Something had to be done. I generally favour humane methods of dealing with unwanted spiders, repatriation being my usual way of taking care of those that get too close for comfort. But even if I had had a glass jar and some junk mail to hand, this one was so high up the wall that any attempt to capture it came with a serious risk of it falling onto my head, which would have been a traumatic experience for all concerned. And it was late. Bed was calling. Sorry, spider, I thought. Your time has come.

The weekend newspaper was my weapon of choice. In order to avoid getting spider remnants all over something I was likely to want to read later, I carefully extracted the sports section and fashioned it into something vaguely cylindrical that could be wielded with a flick of the wrist. I gave it a test run, smacking it into the palm of my hand like a riding crop. It crumpled in the middle and bent in half. With the crucial part of the weapon flailing about like a limp wrist, the spider would survive the ordeal with nothing more than a set of bruised knees, its natural self-defence and/or revenge mechanisms nevertheless compelling it to scurry towards me at 50 mph and perhaps to launch itself at my face. Anxious to prevent such a freakish turn of events, I reinforced the weapon with the more meaty finance supplement. Happily, subsequent testing showed it to be ready for deployment. I took up my position of attack on the end of my bed, brandishing the improved weapon. Whoosh! it sliced through the air, making a breeze that stirred my hair from roots to unkempt ends, and – whack! met the wall with a slapping noise I felt sure must have woken the neighbours. Alas! I hadn't accounted for my poor sense of spacial awareness, which now came spectacularly into play. It was the fault of my subconscious, perhaps, trying to stay my hand in protest against these hitherto unnaturally sadistic urges, but in fact only managing to make everything worse. The weapon landed off-centre. It was the wall, not the target, that took the full force of the attack. Instead of the neat clout over the head that I had pictured flattening the victim to the wall in a gory but instant death, the unlucky arachnid nose-dived intact towards the carpet with starry vision, concussion and several broken legs. Its fall was broken by the corner of a picture frame, from which it dangled, stunned, hooked into place by one of its four pairs of gnarled limbs, twitching in agony, until – whack! a gentler attack this time, so as not to dislodge the picture frame. Its legs folded beneath it as it plummeted, helpless, to the floor, where it lay consumed in death throes until – whack! a final battering brought its misery to a belated end.
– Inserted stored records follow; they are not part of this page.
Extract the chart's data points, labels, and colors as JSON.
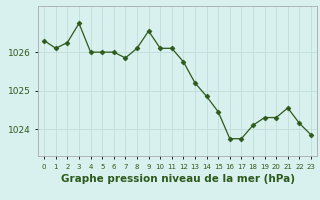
{
  "hours": [
    0,
    1,
    2,
    3,
    4,
    5,
    6,
    7,
    8,
    9,
    10,
    11,
    12,
    13,
    14,
    15,
    16,
    17,
    18,
    19,
    20,
    21,
    22,
    23
  ],
  "pressure": [
    1026.3,
    1026.1,
    1026.25,
    1026.75,
    1026.0,
    1026.0,
    1026.0,
    1025.85,
    1026.1,
    1026.55,
    1026.1,
    1026.1,
    1025.75,
    1025.2,
    1024.85,
    1024.45,
    1023.75,
    1023.75,
    1024.1,
    1024.3,
    1024.3,
    1024.55,
    1024.15,
    1023.85
  ],
  "line_color": "#2d5a1b",
  "marker": "D",
  "marker_size": 2.5,
  "background_color": "#d8f0ee",
  "grid_color": "#c0ddd8",
  "border_color": "#aaaaaa",
  "xlabel": "Graphe pression niveau de la mer (hPa)",
  "xlabel_fontsize": 7.5,
  "xlabel_fontweight": "bold",
  "tick_label_color": "#2d5a1b",
  "yticks": [
    1024,
    1025,
    1026
  ],
  "ylim": [
    1023.3,
    1027.2
  ],
  "xlim": [
    -0.5,
    23.5
  ],
  "xtick_labels": [
    "0",
    "1",
    "2",
    "3",
    "4",
    "5",
    "6",
    "7",
    "8",
    "9",
    "10",
    "11",
    "12",
    "13",
    "14",
    "15",
    "16",
    "17",
    "18",
    "19",
    "20",
    "21",
    "22",
    "23"
  ]
}
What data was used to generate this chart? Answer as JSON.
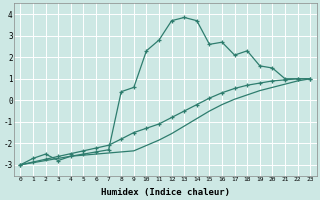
{
  "xlabel": "Humidex (Indice chaleur)",
  "bg_color": "#cde8e4",
  "line_color": "#2e7d6e",
  "grid_color": "#ffffff",
  "xlim": [
    -0.5,
    23.5
  ],
  "ylim": [
    -3.5,
    4.5
  ],
  "yticks": [
    -3,
    -2,
    -1,
    0,
    1,
    2,
    3,
    4
  ],
  "xticks": [
    0,
    1,
    2,
    3,
    4,
    5,
    6,
    7,
    8,
    9,
    10,
    11,
    12,
    13,
    14,
    15,
    16,
    17,
    18,
    19,
    20,
    21,
    22,
    23
  ],
  "curve1_x": [
    0,
    1,
    2,
    3,
    4,
    5,
    6,
    7,
    8,
    9,
    10,
    11,
    12,
    13,
    14,
    15,
    16,
    17,
    18,
    19,
    20,
    21,
    22,
    23
  ],
  "curve1_y": [
    -3.0,
    -2.7,
    -2.5,
    -2.8,
    -2.6,
    -2.5,
    -2.4,
    -2.3,
    0.4,
    0.6,
    2.3,
    2.8,
    3.7,
    3.85,
    3.7,
    2.6,
    2.7,
    2.1,
    2.3,
    1.6,
    1.5,
    1.0,
    1.0,
    1.0
  ],
  "curve2_x": [
    0,
    1,
    2,
    3,
    4,
    5,
    6,
    7,
    8,
    9,
    10,
    11,
    12,
    13,
    14,
    15,
    16,
    17,
    18,
    19,
    20,
    21,
    22,
    23
  ],
  "curve2_y": [
    -3.0,
    -2.87,
    -2.74,
    -2.61,
    -2.48,
    -2.35,
    -2.22,
    -2.09,
    -1.8,
    -1.5,
    -1.3,
    -1.1,
    -0.8,
    -0.5,
    -0.2,
    0.1,
    0.35,
    0.55,
    0.7,
    0.8,
    0.9,
    0.95,
    1.0,
    1.0
  ],
  "curve3_x": [
    0,
    1,
    2,
    3,
    4,
    5,
    6,
    7,
    8,
    9,
    10,
    11,
    12,
    13,
    14,
    15,
    16,
    17,
    18,
    19,
    20,
    21,
    22,
    23
  ],
  "curve3_y": [
    -3.0,
    -2.9,
    -2.8,
    -2.7,
    -2.6,
    -2.55,
    -2.5,
    -2.45,
    -2.4,
    -2.35,
    -2.1,
    -1.85,
    -1.55,
    -1.2,
    -0.85,
    -0.5,
    -0.2,
    0.05,
    0.25,
    0.45,
    0.6,
    0.75,
    0.9,
    1.0
  ]
}
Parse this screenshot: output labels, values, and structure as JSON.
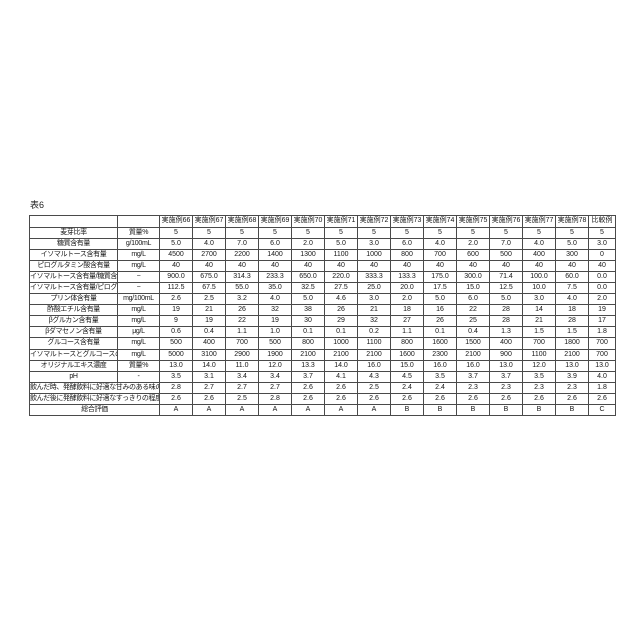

Throughout the proceedings my overwhelming feeling had been one of cruel determination. I had been focussed and single-minded. I had had one purpose, and one purpose only: to kill the damn thing. Yet as soon as the deed was done I was consumed by guilt. I stood over the mangled little body thinking remorsefully of Charlotte's Web, and thought, you did this. You just bludgeoned a spider to death because it was easier to dispose of it than to find it a new home. This is not okay. And resolving to never again rob an honest arachnid of its right to roam wall and carpet as and when it pleases, I picked up the corpse (with my bare hands, to atone for my sins), shrouded it in a tissue, and buried it gently in the window box.